In fact, the authors could set up a bit of a Darwinian competition between membranes based on how much starting catalyst each had. All of which suggests that proteins might have found their way into the cell as very simple chemicals that, at least initially, weren't in any way connected to genetic and biochemical functions performed by RNA. But any cell-like things that evolved an RNA that made short proteins could have a big advantage over its competition.
Proteins go big
How do you go from short peptides to long, complex proteins that rely on a specific sequence of amino acids in order to function? It turns out that you need a fairly specific sequence in order to perform an equally specific function (although even that can be very flexible). However, you may not need to be very specific at all if you just care about having any function at all. In other words, it may have been useful for a cell to just randomly link amino acids together.This work grew out of a previous study in which someone specified enough of the amino acid sequence to allow a protein to fold up into a small spherical structure. Anything beyond that was made random. The surprising thing was that these partly random sequences ended up doing all sorts of different things, binding some chemicals, catalyzing reactions, and so forth. But it's hard to make and test a huge complement of random sequences, so the authors turned to computational modeling, trying out a comprehensive set of potential proteins.

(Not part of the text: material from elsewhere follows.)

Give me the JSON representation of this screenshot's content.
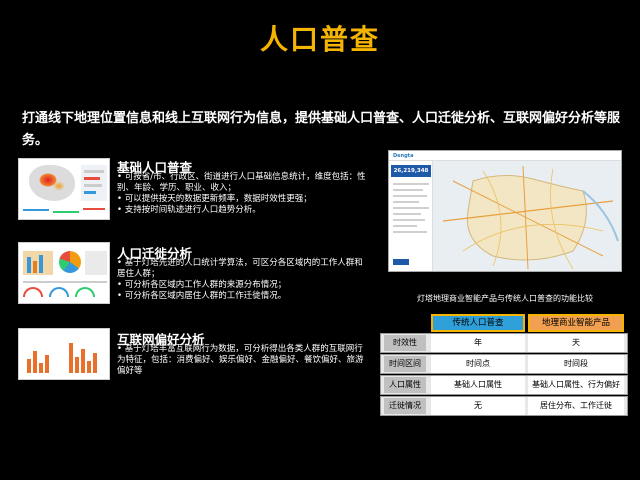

It turns out that a lot of them would potentially stick to interesting chemicals and form various binding pockets. In fact, a number of proteins that appear to be entirely unrelated on the sequence level happily formed very similarly shaped binding pockets. All of which suggests that making just any protein, with little regard for its actual sequence, could have a positive impact on the cell's fitness. Once in place, it could be adapted to be a bit more sequence-specific.
Although all of these results are exciting, it's important to place them in context. We're never going to know precisely how life first arose, since the actual evidence for the events no longer exists. But we can come up with plausible pathways from basic chemistry to simple biochemistry, something these studies seem to provide. That's not to say that another study won't come up with something that's even more plausible in the future.
The other thing to note is that these studies may start filling in what seems to be a big chasm between life and non-life, and they have a habit of taking a single gap and dividing it in two. They may identify landmarks on the journey towards life, but they open up new questions about exactly what route was taken between them.